The Forest of Stone by Lance Manion - HTML preview

PLEASE NOTE: This is an HTML preview only and some elements such as links or page numbers may be incorrect.
Download the book in PDF, ePub, Kindle for a complete version.

a politically incorrect childhood

It’s bad enough that the subject matter is a bit risqué but throw in that my memory is terrible, and you have all the ingredients for a very regrettable remembrance.  Would that stop any reasonable person from proceeding? Yes.

Will it stop me? No.

So I’ll just apologize in advance.

When I was a kid, we played a lot of outdoor games at recess. Looking back now, there were a few that might be considered politically incorrect.

The first was Cowboys & Indians.

I remember that nobody wanted to be an Indian because you had to mimic the shooting of a bow while the Cowboys could blaze away with their pistols without hesitation. Even as kids, we could see why Cowboys won in real life. Plus, Cowboys got to swagger around bowlegged and say “Howdy, pardner.” Of course, the Indians did get to shriek unintelligently and wave imaginary tomahawks around, so it wasn’t all bad.

But being kids, it was also a frequent point of contention that even when you got hit with an arrow, you could just say it was stuck in your leg and keep firing. You know how shifty those palefaces can be.

If that game makes you a little queasy, you might want to sit down for this one.

Smear the Queer.

I swear on all that is holy that we not only played this game, but thought nothing of it. It was a simple game. One person was designated as the Queer and then everyone else ran after them, tackled them and then piled on.

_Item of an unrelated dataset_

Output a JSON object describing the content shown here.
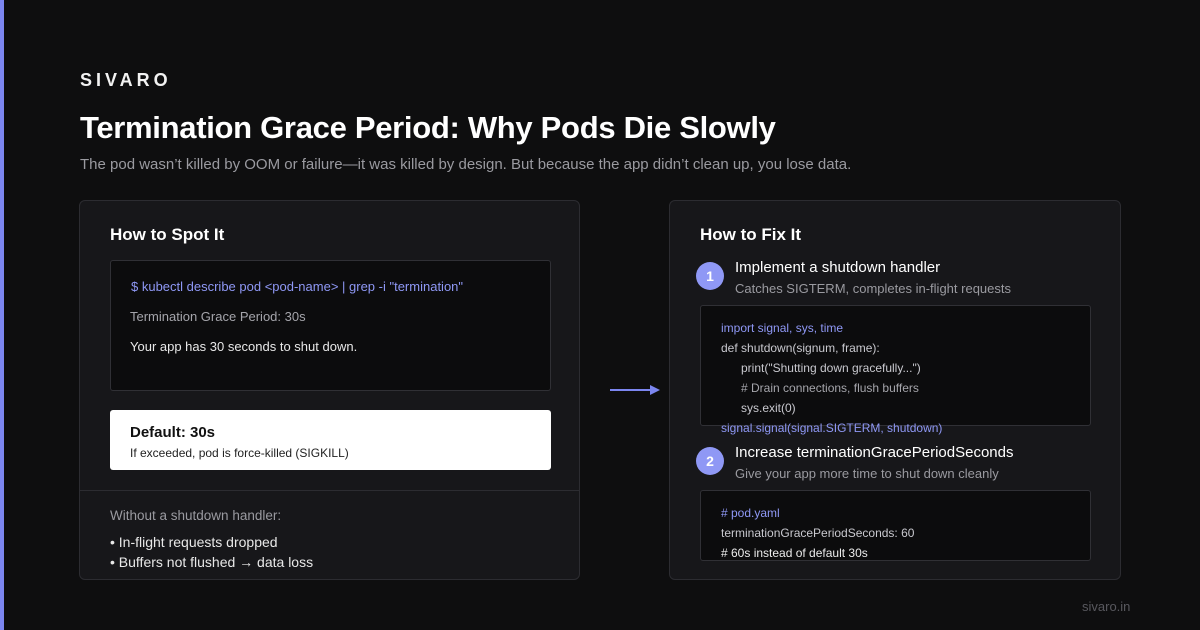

I won’t mention what we called the “pile” for fear of offending even myself. Treasured childhood memories are so difficult to hold onto these days.

To the best of my recollection, I don’t think Queer had blatant homosexual connotations. I think it just meant the odd one out or kid that was different. Actually, thinking back on it, it usually meant the biggest nerd on the playground, as I recall being the Queer far more frequently than the Smearer. What the teachers were doing as terrified youth were chased down and smeared, I don’t recall.

I was the grizzled old Queer giving advice to the younger kids about staying away from pavement, the grass provided an easier landing spot, and how to cover your vital areas once you’d been brought down like a gazelle on the Serengeti.

I do wonder how things were on the playground after Brokeback Mountain came out. I can see a lot of confused kids deciding it might just be safer to be an Indian. “Did he say partna or pardner?” I’m guessing the phrase “Miss me, miss me, now you gotta kiss me” wasn’t offered up as frequently. Cowboys throwing the game just to avoid what might lay ahead in a post-game celebration. And did this new wrinkle extend to the Indians as well? “If the teepee is a rockin’, don’t come a knockin’.”

And Smear the Queer… would kids be less likely to chase after a Queer when they find it might end up more rugged than first imagined? And that pile might get a bit awkward as well.

Throw in all of the recent civil unrest and the playground must be a very different place than when I went to grade school. I’m guessing in Cops & Robbers, it’s hard to get any Cops.

Red Light, Green Light now might be nothing more than one kid yelling “Green light” and all the other kids running until they hear him/her/they yell “Red light” at which point they all yell “Fuck tha police” and continue running.

Do they even play Duck, Duck, Goose for fear of assuming a person’s gander? During Blind Man’s Bluff, do the other kids let the blindfolded one catch them for fear of being called a sightist?

Yeah, I can see the playground being a lot more complicated for kids these days.